Ночлег в пещерах Инкермана.

(Отрывок из путевых записок.)

Было уже совсем темно, когда мы подъехали с северной стороны к первому пикету Карантинной линии, окружающей г. Севастополь. Вооруженный пикою татарин, в косматой бурке, заступил нам дорогу. Чуждыми для нас словами и грозными телодвижениями своими старался он нам что-то объяснить, но мы его не понимали, и оставались в недоумении. Наконец из пикета вышел казак, и растолковал нам, что ежели мы поедем в город, то уже при обратном выезде должны будем непременно выдерживать карантин, а не подвергаться одной только окурке, как то дозволялось прежде, когда еще Севастополь не был в сомнительном положении.

Известие сие заставило меня переменить мое намерение, и вместо того, чтобы ехать, как я предполагал, прямо через город на южную заставу, для исполнения данных мне поручений, я решился переночевать на северной заставе, а потом пуститься вдоль по оцеплению, кругом всех бухт и заливов Севастопольских. Но как мне известно было, что сей трудный путь, пролегающий в местах гористых, и продолжителен, и не всегда безопасен, то я желал наперед видеться с начальником оцепления, чтобы узнать от него подробно обо всем.

Услужливый казак проводил нас до квартиры князя Х., где я нашел теплую комнату, ласковый прием и кипящий самовар. Надобно признаться, что все это имеет большую прелесть для того, кто уже несколько дней не слезал с коня, в дурную осеннюю погоду.

Благовонный дым вился из длинных турецких трубок; и мы, раскинувшись на мягком диване, разговаривали о трудностях пути, мне предстоявшего. Отворилась дверь, и вошел толстый пожилой человек невысокого роста: это был Г. Р., хозяин дома. Он ласково пригласил нас разделить с ним скудную, как говорил он, трапезу.

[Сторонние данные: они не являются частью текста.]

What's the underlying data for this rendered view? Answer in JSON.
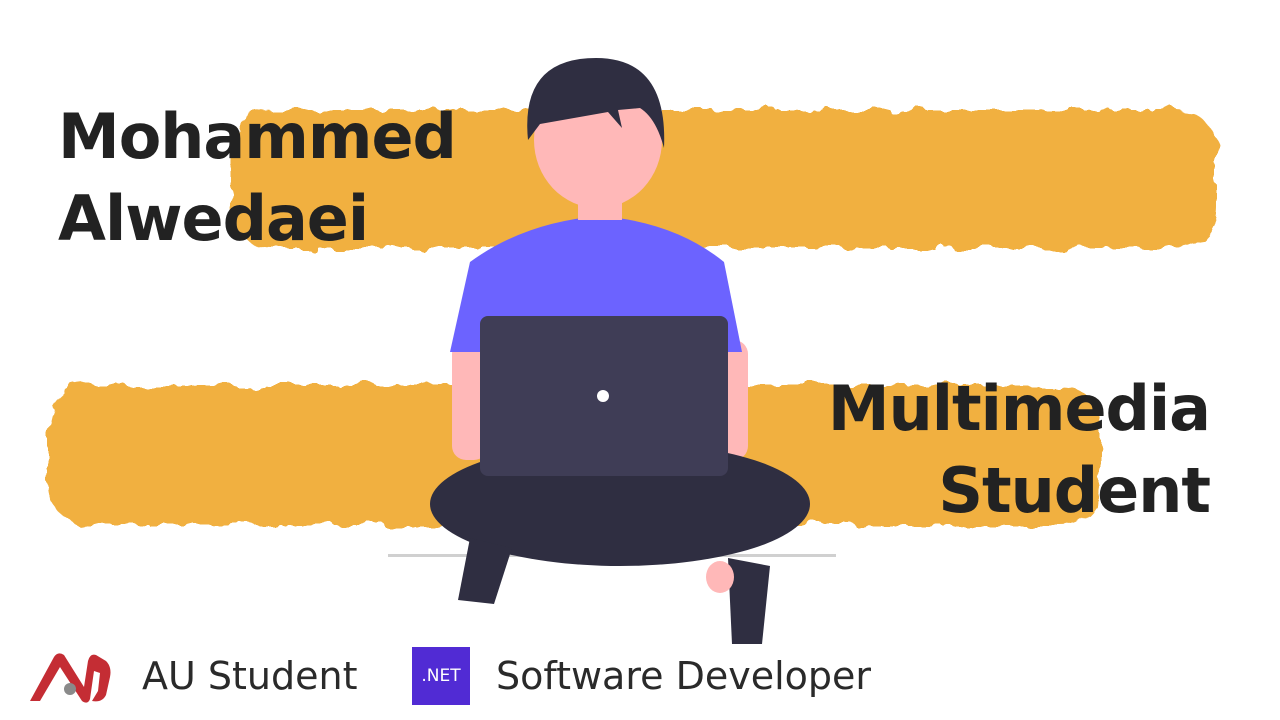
{
  "profile": {
    "name_line1": "Mohammed",
    "name_line2": "Alwedaei",
    "role_line1": "Multimedia",
    "role_line2": "Student"
  },
  "footer": {
    "au_label": "AU Student",
    "net_badge_text": ".NET",
    "net_label": "Software Developer"
  },
  "colors": {
    "brush": "#f1b040",
    "text": "#222222",
    "shirt": "#6c63ff",
    "pants": "#2f2e41",
    "skin": "#ffb8b8",
    "laptop": "#3f3d56",
    "net_badge": "#512bd4",
    "au_logo": "#c42d34"
  },
  "icons": {
    "au_logo": "au-logo-icon",
    "net_logo": "dotnet-icon",
    "illustration": "person-with-laptop-illustration"
  }
}
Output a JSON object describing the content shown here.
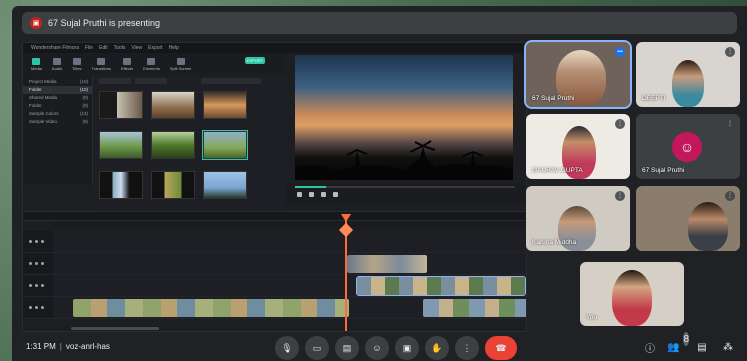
{
  "meeting": {
    "presenting_text": "67 Sujal Pruthi is presenting",
    "time": "1:31 PM",
    "separator": "|",
    "meeting_code": "voz-anrl-has",
    "people_count": "8",
    "accent": "#1a73e8",
    "end_call_color": "#ea4335"
  },
  "filmora": {
    "menu": [
      "Wondershare Filmora",
      "File",
      "Edit",
      "Tools",
      "View",
      "Export",
      "Help"
    ],
    "tools": [
      "Media",
      "Audio",
      "Titles",
      "Transitions",
      "Effects",
      "Elements",
      "Split Screen"
    ],
    "export_label": "EXPORT",
    "project_items": [
      {
        "label": "Project Media",
        "count": "(10)"
      },
      {
        "label": "Folder",
        "count": "(10)"
      },
      {
        "label": "Shared Media",
        "count": "(0)"
      },
      {
        "label": "Folder",
        "count": "(0)"
      },
      {
        "label": "Sample Colors",
        "count": "(13)"
      },
      {
        "label": "Sample Video",
        "count": "(9)"
      }
    ]
  },
  "tiles": [
    {
      "name": "67 Sujal Pruthi"
    },
    {
      "name": "DEEPTI"
    },
    {
      "name": "GAURAV GUPTA"
    },
    {
      "name": "67 Sujal Pruthi"
    },
    {
      "name": "Karuna Middha"
    },
    {
      "name": ""
    },
    {
      "name": "You"
    }
  ]
}
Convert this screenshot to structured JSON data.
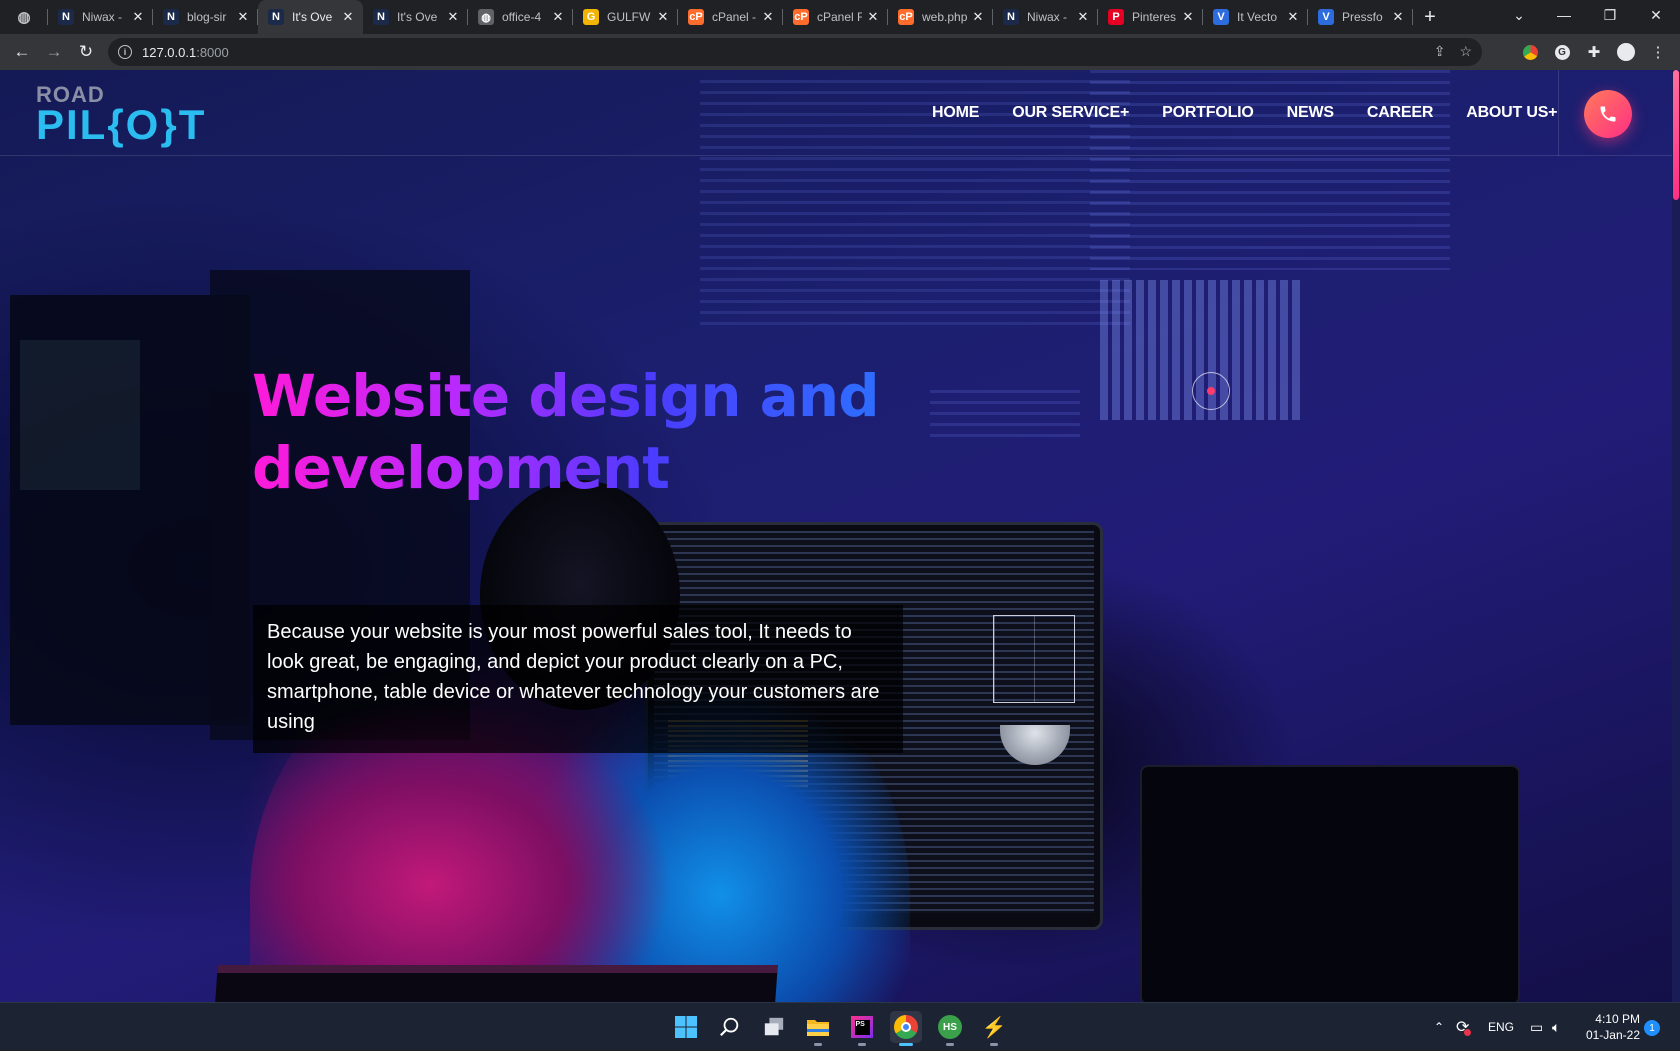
{
  "browser": {
    "tabs": [
      {
        "title": "",
        "favicon": "globe-icon",
        "fav_color": "#5f6368",
        "fav_glyph": "◍"
      },
      {
        "title": "Niwax -",
        "favicon": "n-logo-icon",
        "fav_color": "#1b2a4a",
        "fav_glyph": "N"
      },
      {
        "title": "blog-sir",
        "favicon": "n-logo-icon",
        "fav_color": "#1b2a4a",
        "fav_glyph": "N"
      },
      {
        "title": "It's Ove",
        "favicon": "n-logo-icon",
        "fav_color": "#1b2a4a",
        "fav_glyph": "N",
        "active": true
      },
      {
        "title": "It's Ove",
        "favicon": "n-logo-icon",
        "fav_color": "#1b2a4a",
        "fav_glyph": "N"
      },
      {
        "title": "office-4",
        "favicon": "globe-icon",
        "fav_color": "#5f6368",
        "fav_glyph": "◍"
      },
      {
        "title": "GULFW",
        "favicon": "gulf-logo-icon",
        "fav_color": "#f2b400",
        "fav_glyph": "G"
      },
      {
        "title": "cPanel -",
        "favicon": "cpanel-icon",
        "fav_color": "#ff6c2c",
        "fav_glyph": "cP"
      },
      {
        "title": "cPanel F",
        "favicon": "cpanel-icon",
        "fav_color": "#ff6c2c",
        "fav_glyph": "cP"
      },
      {
        "title": "web.php",
        "favicon": "cpanel-icon",
        "fav_color": "#ff6c2c",
        "fav_glyph": "cP"
      },
      {
        "title": "Niwax -",
        "favicon": "n-logo-icon",
        "fav_color": "#1b2a4a",
        "fav_glyph": "N"
      },
      {
        "title": "Pinteres",
        "favicon": "pinterest-icon",
        "fav_color": "#e60023",
        "fav_glyph": "P"
      },
      {
        "title": "It Vecto",
        "favicon": "vector-logo-icon",
        "fav_color": "#2d6cdf",
        "fav_glyph": "V"
      },
      {
        "title": "Pressfo",
        "favicon": "vector-logo-icon",
        "fav_color": "#2d6cdf",
        "fav_glyph": "V"
      }
    ],
    "close_glyph": "✕",
    "new_tab_glyph": "+",
    "url_host": "127.0.0.1",
    "url_port": ":8000"
  },
  "site": {
    "logo_top": "ROAD",
    "logo_main": "PIL{O}T",
    "nav": [
      "HOME",
      "OUR SERVICE+",
      "PORTFOLIO",
      "NEWS",
      "CAREER",
      "ABOUT US+"
    ],
    "hero_title": "Website design and development",
    "hero_description": "Because your website is your most powerful sales tool, It needs to look great, be engaging, and depict your product clearly on a PC, smartphone, table device or whatever technology your customers are using",
    "accent_color": "#ff2f86"
  },
  "taskbar": {
    "language": "ENG",
    "time": "4:10 PM",
    "date": "01-Jan-22",
    "notification_count": "1"
  }
}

Мы долго не отговаривались и последовали за ним в столовую комнату, где нас встретила прелестная молодая дама, в каком-то щегольском полу-восточном одеянии: это была дочь его. Мы сели за стол, и скудная трапеза началась блюдом превосходных устриц, самых свежих: они еще за два часа были на дне моря. Потом следовали вкусные рыбы разных родов, прекраснейшая дичь и плоды, каких на Севере и во сне не увидишь; а между тем благословенный сок виноградников Алминских и Качинских обильною струною кипел в стаканах, и сыпал искры в наших разговорах. К довершению очарования, нам прислуживали у стола две хорошенькие девушки.

На другой день я хотел выехать поутру, но отправление разных бумаг задержало меня почти до четырех часов пополудни. Наконец привели двух казачьих лошадей; я сел на одну из них, а на другую провожавший меня казак, привязав к седлу своему небольшую сумку с походным моим имуществом. Кто путешествовал, тот знает, каково расставаться в ненастье с теплым приютом!... Ветер сильно бушевал, крупный снег засыпал дорогу, но ехать было надобно, и мы отправились.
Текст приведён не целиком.